…
Engkau bagai pelita dalam kegelapan
…
Penggalan lagu hymne guru karya Sartono ini benar adanya. Guru menjadi pelita yang menerangi kehidupan. Salah satu pelita milik Indonesia ialah Kuswanto, seorang guru Sekolah Dasar Negeri Kayumpia, sebuah desa terpencil di Sigi, Sulawesi Tengah.
Kuswanto yang kini berstatus sebagai mahasiswa aktif di Program Studi Magister Teknologi Pendidikan Sekolah Pascasarjana Universitas Muhammadiyah Jakarta (MTP SPs UMJ) ini telah mengabdikan dirinya sebagai guru sejak 1993 silam.
Pelita Kuswanto semakin benderang karena ia memberikan pencerahan bagi peningkatan literasi di Kayumpia lewat Gubuk Baca yang ia dirikan pada November 2022. Banyak pihak yang memetik buah manis dari perjuangan Kuswanto. Anak-anak, orang tua, bahkan guru dan kepala sekolah di Kayumpia.
Kuswanto bercerita, saat awal mengajar Kelas 5 di SDN Kayumpia pada akhir 2022, ia menemukan tantangan. Selain jumlah muridnya sedikit, hanya 7 orang saat itu, sebagian belum lancar membaca.
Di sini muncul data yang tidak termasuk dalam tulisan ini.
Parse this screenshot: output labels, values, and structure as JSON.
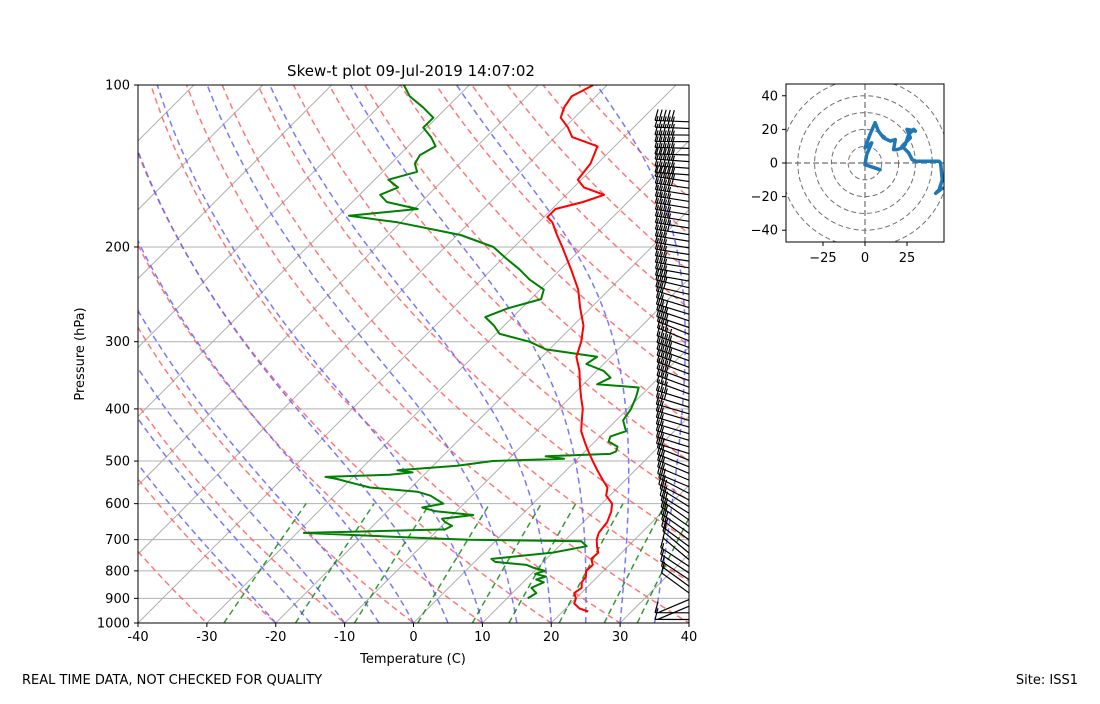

SD Negeri Kayumpia berada di wilayah 3T (tertinggal, terdepan, dan terluar). Muridnya hanya sedikit. Keseluruhan dari Kelas 1 sampai Kelas 6 berjumlah 53 orang.
“Ini merupakan tanggung jawab saya. Saya berusaha agar murid-murid saya lancar membaca karena sudah persiapan naik ke kelas 6,” kata Kuswanto saat diwawancara oleh Tim Redaksi Website UMJ secara daring.
Kemampuan membaca yang masih minim itu karena jarak rumah ke sekolah yang cukup jauh. Selain itu, anak-anak di sana biasanya saat musim panen ikut membantu orang tuanya berladang.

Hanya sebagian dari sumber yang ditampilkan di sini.